Monday, May 17, 2010

How do you tell your best friend you're in love with his girlfriend?

You don't. You take comfort in the thought that this, like every other romantic infatuation that you've had, is ephemeral.

If she hadn't started working out and shoehorned herself into those tight jeans last night I wouldn't have even begun thinking about her. It's just an ass, and all I'm seeing of it is merely outlines. I've summed this up so many times, but I'll do it again.

Attraction, especially male attraction, is overwhelmingly visual. We can reduce this type of attraction to geometry, symmetry, curvature. Certain shapes draw our attention. The curvature of breasts or the line created by their cleavage can draw us. The eyes, nose, ears, and mouth and their distance from each other. The shape of an ass and how it projects from the profile of the body. The clever jean manufacturers are to blame for my current commandment-breaking coveting of my neighbor's wife. I've hated her before and that feeling was just as real as this one. This is what I tell myself to break myself from the idea of fucking her. This thought also leads me to a stark realization that my moods and my emotions are so existentially exterior to their objects. I can turn my love of someone off and on like a light, and either emotional state disavows the existence of the other. This feeling is so complete. I hate this about me. But I love her so much right now.

She was a siren last night, and she was caught at a sausage fest. Two friends stopped by my neighbor's place, and she was embroiled in a tiff with her usual weekend companion. After a salvo of text-messages, she removed herself from that situation and settled into a good drunk. That's when she became a bit of a flirt. She wanted me to join her on a late night beer run. I asked her to do a quick sobriety test. I didn't want her to drive, but the thought of going somewhere alone with her enticed me considerably. Her boyfriend, the guy to whom I address my rent checks, drove us, and we all decided to go. We took the sausage fest on the road.

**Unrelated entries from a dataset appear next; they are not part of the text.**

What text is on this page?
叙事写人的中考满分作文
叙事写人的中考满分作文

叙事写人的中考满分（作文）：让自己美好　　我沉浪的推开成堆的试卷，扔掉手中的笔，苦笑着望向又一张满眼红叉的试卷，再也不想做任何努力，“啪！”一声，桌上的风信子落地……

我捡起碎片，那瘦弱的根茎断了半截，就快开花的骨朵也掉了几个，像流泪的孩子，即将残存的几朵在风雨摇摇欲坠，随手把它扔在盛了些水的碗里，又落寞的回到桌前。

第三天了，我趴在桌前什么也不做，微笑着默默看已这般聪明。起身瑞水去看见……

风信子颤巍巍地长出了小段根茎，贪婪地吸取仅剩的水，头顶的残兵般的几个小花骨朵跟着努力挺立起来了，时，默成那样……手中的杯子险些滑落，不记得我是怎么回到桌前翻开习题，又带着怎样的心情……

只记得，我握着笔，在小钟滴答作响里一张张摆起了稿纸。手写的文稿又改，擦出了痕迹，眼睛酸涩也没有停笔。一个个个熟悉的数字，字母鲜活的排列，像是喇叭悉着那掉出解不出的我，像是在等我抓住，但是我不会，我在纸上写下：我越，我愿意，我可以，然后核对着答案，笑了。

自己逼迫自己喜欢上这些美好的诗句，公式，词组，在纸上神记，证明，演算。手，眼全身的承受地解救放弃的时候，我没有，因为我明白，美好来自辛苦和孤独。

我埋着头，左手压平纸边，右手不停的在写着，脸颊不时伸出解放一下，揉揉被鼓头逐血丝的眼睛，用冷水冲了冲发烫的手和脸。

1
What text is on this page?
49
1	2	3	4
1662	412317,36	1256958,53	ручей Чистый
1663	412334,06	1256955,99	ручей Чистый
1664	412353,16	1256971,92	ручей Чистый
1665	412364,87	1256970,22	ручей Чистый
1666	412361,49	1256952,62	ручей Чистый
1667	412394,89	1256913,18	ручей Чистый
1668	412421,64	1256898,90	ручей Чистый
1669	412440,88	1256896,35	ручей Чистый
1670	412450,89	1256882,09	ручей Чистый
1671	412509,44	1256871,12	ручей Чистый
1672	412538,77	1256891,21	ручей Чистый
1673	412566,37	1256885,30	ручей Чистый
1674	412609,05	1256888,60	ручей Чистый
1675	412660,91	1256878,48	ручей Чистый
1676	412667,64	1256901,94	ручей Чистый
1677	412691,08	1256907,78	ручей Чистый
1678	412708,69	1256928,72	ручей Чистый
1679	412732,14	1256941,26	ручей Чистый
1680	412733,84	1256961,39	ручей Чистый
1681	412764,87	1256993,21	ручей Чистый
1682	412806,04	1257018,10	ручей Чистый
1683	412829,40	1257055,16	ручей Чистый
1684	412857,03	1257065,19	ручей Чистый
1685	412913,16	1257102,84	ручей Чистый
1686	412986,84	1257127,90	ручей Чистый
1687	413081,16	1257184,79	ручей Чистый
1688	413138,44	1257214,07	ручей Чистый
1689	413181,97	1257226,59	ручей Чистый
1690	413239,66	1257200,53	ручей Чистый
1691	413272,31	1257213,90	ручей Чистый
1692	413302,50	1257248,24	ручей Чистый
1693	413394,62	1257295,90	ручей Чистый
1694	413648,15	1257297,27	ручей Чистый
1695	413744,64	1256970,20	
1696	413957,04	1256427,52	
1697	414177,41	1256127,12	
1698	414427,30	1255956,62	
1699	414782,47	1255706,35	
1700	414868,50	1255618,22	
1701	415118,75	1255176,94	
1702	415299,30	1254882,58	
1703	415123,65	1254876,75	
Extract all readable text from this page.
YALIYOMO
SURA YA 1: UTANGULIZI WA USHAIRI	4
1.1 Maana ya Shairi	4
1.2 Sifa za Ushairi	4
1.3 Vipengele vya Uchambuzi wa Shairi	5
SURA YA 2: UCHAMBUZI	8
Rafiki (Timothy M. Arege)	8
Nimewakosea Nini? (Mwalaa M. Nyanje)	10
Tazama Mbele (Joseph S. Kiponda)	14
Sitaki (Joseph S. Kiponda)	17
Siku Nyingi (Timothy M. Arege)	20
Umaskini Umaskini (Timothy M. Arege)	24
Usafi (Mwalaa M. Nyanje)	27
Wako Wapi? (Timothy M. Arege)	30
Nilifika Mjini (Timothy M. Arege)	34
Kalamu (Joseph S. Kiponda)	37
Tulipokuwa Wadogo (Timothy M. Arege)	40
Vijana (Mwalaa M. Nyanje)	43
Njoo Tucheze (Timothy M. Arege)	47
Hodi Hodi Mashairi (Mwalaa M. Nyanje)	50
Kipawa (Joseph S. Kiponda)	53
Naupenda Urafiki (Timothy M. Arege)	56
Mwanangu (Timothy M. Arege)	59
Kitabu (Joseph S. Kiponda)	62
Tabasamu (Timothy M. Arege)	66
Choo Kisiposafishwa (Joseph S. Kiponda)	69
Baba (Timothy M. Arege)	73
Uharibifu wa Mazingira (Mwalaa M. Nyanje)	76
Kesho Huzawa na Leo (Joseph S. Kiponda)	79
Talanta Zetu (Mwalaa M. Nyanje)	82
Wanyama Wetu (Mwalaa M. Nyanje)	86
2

Nothing came of the night except some very latent sexual sparks, and a disruption in my usual masturbation routine as I couldn't remove her from my mind or my constant attention. As much as these situations make me feel very much alive and well, I've constructed a Byzantine bureaucracy of emotions, thought, and behavior that force a consistency onto my being from which I can never stray. That's why I sit at home. That's why I rarely go out. That's why I rarely flirt. That's why I find any and all reason to avoid relationships. That's why I think that any woman with more than one close friend is a political threat and a liability. I dare not share with someone who will publish my inner demons, my inner feelings, my motivations, my desires to her friendship circle. I am alienated by the sentences people speak and write about me. I am utterly alienated by the grammatical function of the third person. I will not be a 'he.' In order to accomplish this, I must remove myself from the topic of discussion. I will prove to anyone that the idea of them is more important to me than their person. It's so goddamn alienating. I'm in love with the network of neurons that activate when I see my neighbor's common-law wife in a pair of tight jeans, not her. She just makes them activate.

Bring me the researchers in white lab coats. Keep my cage clean, my water fresh, and my food full and I'll happily submit to your electronic manipulation of my mind. At least then I'd feel that someone has some modicum of control over my mind other than this projected mind guard who watches my every move and adjudicates the proper self-inflicted punishment. Damn those tight jeans to their own private hell.